In their posts, some TikTok customers say that studying the letter has compelled them to mirror on how historical past has framed the US’s culpability in geopolitics. “If you have read it, let me know if you are also going through an existential crisis in this very moment, because in the last 20 minutes, my entire viewpoint on the entire life I have believed, and I have lived, has changed,” one consumer mentioned. And whereas a lot of the backlash has advised that these posts are broadly synonymous with reward of bin Laden, some folks within the movies featured in Ali’s compilation have been targeted extra on reflecting on America’s historic relations with the Middle East than they have been on backing bin Laden’s actions.
This response has come as there was elevated scrutiny of Israel’s airstrikes and siege of Gaza, which have killed greater than 11,000 civilians, and a want to know the historical past of the Israel-Hamas battle. At the identical time, TikTok is gaining in reputation as a spot to find out about and perceive the information. According to a latest Pew Research ballot, the share of TikTok customers who often get information on the app has doubled since 2020. Younger folks, who’ve a big presence on TikTok, have additionally been among the many teams who’ve been most crucial of each Israel’s navy response and the US’s assist for it.

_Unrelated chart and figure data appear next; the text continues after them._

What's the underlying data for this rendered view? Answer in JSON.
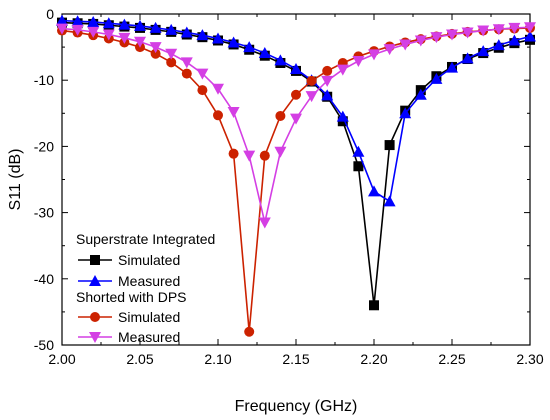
{
  "chart_data": {
    "type": "line",
    "xlabel": "Frequency (GHz)",
    "ylabel": "S11 (dB)",
    "xlim": [
      2.0,
      2.3
    ],
    "ylim": [
      -50,
      0
    ],
    "xticks": [
      2.0,
      2.05,
      2.1,
      2.15,
      2.2,
      2.25,
      2.3
    ],
    "xtick_labels": [
      "2.00",
      "2.05",
      "2.10",
      "2.15",
      "2.20",
      "2.25",
      "2.30"
    ],
    "yticks": [
      0,
      -10,
      -20,
      -30,
      -40,
      -50
    ],
    "ytick_labels": [
      "0",
      "-10",
      "-20",
      "-30",
      "-40",
      "-50"
    ],
    "grid": false,
    "legend_placement": "bottom-left",
    "legend_groups": [
      {
        "title": "Superstrate Integrated",
        "series": [
          0,
          1
        ]
      },
      {
        "title": "Shorted with DPS",
        "series": [
          2,
          3
        ]
      }
    ],
    "series": [
      {
        "name": "Simulated",
        "color": "#000000",
        "marker": "square",
        "x": [
          2.0,
          2.01,
          2.02,
          2.03,
          2.04,
          2.05,
          2.06,
          2.07,
          2.08,
          2.09,
          2.1,
          2.11,
          2.12,
          2.13,
          2.14,
          2.15,
          2.16,
          2.17,
          2.18,
          2.19,
          2.2,
          2.21,
          2.22,
          2.23,
          2.24,
          2.25,
          2.26,
          2.27,
          2.28,
          2.29,
          2.3
        ],
        "y": [
          -1.3,
          -1.4,
          -1.5,
          -1.7,
          -1.9,
          -2.1,
          -2.4,
          -2.7,
          -3.1,
          -3.5,
          -4.0,
          -4.6,
          -5.4,
          -6.3,
          -7.4,
          -8.6,
          -10.2,
          -12.5,
          -16.2,
          -23.0,
          -44.0,
          -19.8,
          -14.6,
          -11.5,
          -9.4,
          -8.0,
          -6.8,
          -5.9,
          -5.1,
          -4.4,
          -3.9
        ]
      },
      {
        "name": "Measured",
        "color": "#0000ff",
        "marker": "triangle-up",
        "x": [
          2.0,
          2.01,
          2.02,
          2.03,
          2.04,
          2.05,
          2.06,
          2.07,
          2.08,
          2.09,
          2.1,
          2.11,
          2.12,
          2.13,
          2.14,
          2.15,
          2.16,
          2.17,
          2.18,
          2.19,
          2.2,
          2.21,
          2.22,
          2.23,
          2.24,
          2.25,
          2.26,
          2.27,
          2.28,
          2.29,
          2.3
        ],
        "y": [
          -1.0,
          -1.1,
          -1.2,
          -1.4,
          -1.6,
          -1.8,
          -2.1,
          -2.4,
          -2.8,
          -3.2,
          -3.7,
          -4.3,
          -5.0,
          -5.9,
          -7.0,
          -8.3,
          -10.0,
          -12.3,
          -15.5,
          -20.8,
          -26.8,
          -28.3,
          -15.0,
          -12.2,
          -9.8,
          -8.1,
          -6.7,
          -5.6,
          -4.7,
          -4.0,
          -3.4
        ]
      },
      {
        "name": "Simulated",
        "color": "#cc2200",
        "marker": "circle",
        "x": [
          2.0,
          2.01,
          2.02,
          2.03,
          2.04,
          2.05,
          2.06,
          2.07,
          2.08,
          2.09,
          2.1,
          2.11,
          2.12,
          2.13,
          2.14,
          2.15,
          2.16,
          2.17,
          2.18,
          2.19,
          2.2,
          2.21,
          2.22,
          2.23,
          2.24,
          2.25,
          2.26,
          2.27,
          2.28,
          2.29,
          2.3
        ],
        "y": [
          -2.5,
          -2.8,
          -3.2,
          -3.7,
          -4.3,
          -5.0,
          -6.0,
          -7.3,
          -9.0,
          -11.5,
          -15.3,
          -21.1,
          -48.0,
          -21.4,
          -15.4,
          -12.2,
          -10.1,
          -8.6,
          -7.4,
          -6.4,
          -5.6,
          -4.9,
          -4.3,
          -3.8,
          -3.4,
          -3.0,
          -2.7,
          -2.5,
          -2.3,
          -2.2,
          -2.1
        ]
      },
      {
        "name": "Measured",
        "color": "#d43fe4",
        "marker": "triangle-down",
        "x": [
          2.0,
          2.01,
          2.02,
          2.03,
          2.04,
          2.05,
          2.06,
          2.07,
          2.08,
          2.09,
          2.1,
          2.11,
          2.12,
          2.13,
          2.14,
          2.15,
          2.16,
          2.17,
          2.18,
          2.19,
          2.2,
          2.21,
          2.22,
          2.23,
          2.24,
          2.25,
          2.26,
          2.27,
          2.28,
          2.29,
          2.3
        ],
        "y": [
          -2.2,
          -2.4,
          -2.7,
          -3.1,
          -3.6,
          -4.2,
          -5.0,
          -6.0,
          -7.3,
          -9.0,
          -11.3,
          -14.8,
          -21.4,
          -31.5,
          -20.8,
          -15.8,
          -12.4,
          -10.1,
          -8.4,
          -7.1,
          -6.1,
          -5.3,
          -4.6,
          -4.0,
          -3.5,
          -3.1,
          -2.8,
          -2.5,
          -2.3,
          -2.1,
          -2.0
        ]
      }
    ]
  }
}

One knowledgeable advised the Washington Post that a few of the customers sharing bin Laden’s letter have been doubtlessly specializing in elements that resonated with them whereas ignoring different elements that perpetuated damaging tropes and violence.
“It’s not the letter that is going viral. It’s a selective reading of parts of the letter that’s going viral,” Charlie Winter, a specialist in Islamist militant affairs and director of analysis on the intelligence platform ExTrac, advised the Washington Post. “And I don’t know whether it’s because people aren’t actually reading it or, when they’re reading it, they’re reading the bits that they want to see.”